Saturday, June 5, 2021

Johnny Olson


"Come on down!"
    - Johnny Olson

John Leonard Olson was born in Windom, Minnesota on May 22, 1910.  He knew from a young age that he wanted to be in show business.  By the time he graduated from high school, he was already working at radio stations in Wisconsin and South Dakota.

In 1933, Olson went to work at WTMJ-AM in Milwaukee, where he organized a five-piece jazz band called "The Rhythm Rascals."  Not only was Olson one of the station's most popular personalities, but his band was successful enough to make it to Hollywood, where they produced a series of hit recordings.  Take a listen to their single "Wah Hoo" on YouTube.

Olson's next project brought him back to Milwaukee and WTMJ.  There he produced his first series, entitled Johnny Olson's Rumpus Room.  It was an overnight success, attracting such notable performers as The Andrews Sisters and Spike Jones.  As a result of the series and its success, WTMJ was able to expand to television, with Johnny Olson's Rumpus Room as it's star attraction.

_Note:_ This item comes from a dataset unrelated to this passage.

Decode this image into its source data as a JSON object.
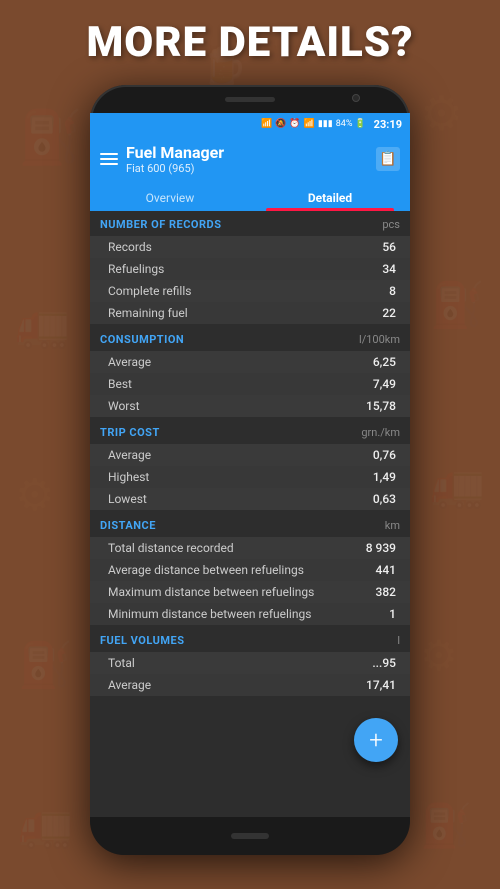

Then in 1944, Olson and his wife moved to New York City, where they produced and hosted a new radio program called Ladies Be Seated.  The series was essentially a game show, featuring blind taste tests and other household-related games that housewives of the era would surely understand.  

In the 1950s, Olson became an announcer on television, working on such forgotten game shows as Break the Bank and Fun for the Money.  His first series of note was the original Name That Tune, for which he worked during the show's final season.  When it was over, he went to work for Mark Goodson-Bill Todman Productions, an association that would continue for the rest of Olson's life. 

His first programs from this era were a game show hosted by Merv Griffin called Play Your Hunch and the original version of Supermarket Sweep (I always thought David Ruprecht's version was the first).

In the 1960s, Olson announced on such series as To Tell the TruthWhat's My Line and the original daytime version of Match Game.  He was also the announcer for The Jackie Gleason Show, which ran from 1962 until 1970, as well as The Jerry Lewis MDA Labor Day Telethon from 1966 to 1970.

Hollywood beckoned, and in 1972, Olson moved west and assumed announcing duties at CBS, which was reviving two classic game shows, I've Got a Secret and The Price is Right (TPIR), the latter of which cemented Olson's fame.  When inviting audience members to appear as contestants, Olson would always bellow "come on down," a catchphrase that became a part of Americana.  In this role, he frequently left the announcer's booth, serving as both a sidekick to series host Bob Barker and as a performer in the showcase showdowns.

In 1973, CBS also revived Match Game (left), and Olson was invited back to the series.  He served as announcer for its entire nine-year run, through which he coined a second catchphrase, "get ready to match the stars."  Olson would occasionally serve as a panelist himself, whenever a scheduled celebrity failed to appear.

On the morning of October 6, 1985, Olson was leaving for work when he suffered a stroke.  He was transported to St. John's Hospital and Health Center in Santa Monica, where he died just six days later.  He was 75 years old.

Olson and his wife owned property in the hills of West Virginia and would often spend time there during TPIR's hiatus.  As such, his ashes were interred in the mausoleum at Rosewood Cemetery in Lewisburg. 

It's a very small facility, so this grave is rather easy to find.  When you come in the front door, walk all the way down the hall and turn to your left.  Olson and his wife will be on the wall behind you. 

Rest in peace, Johnny.

  • Author Randy West published the definitive Johnny Olson biography in 2013.  You can order a copy of Johnny Olson: A Voice in Time, From the Birth of the Modern Media to "The Price is Right" from Amazon

  • Before entering show business, Olson studied pharmacy at the University of Minnesota.

  • At the time of Olson's passing, there were a number of his episodes that had not yet aired.  Bob Barker recorded an "In Memoriam" message for those episodes, which you can watch on YouTube.  Seven years after his passing, both Barker and Olson's successor Rod Roddy paid tribute to him in a TPIR 20th anniversary episode.  You can also watch that tribute on YouTube.

  • Since Olson's passing, three different announcers have replaced him on TPIR, each one continuing his long-standing catchphrase of "come on down."

  • Although Olson originated the catchphrase, it appears on the headstone of his successor Rod Roddy, who is buried in Fort Worth, Texas.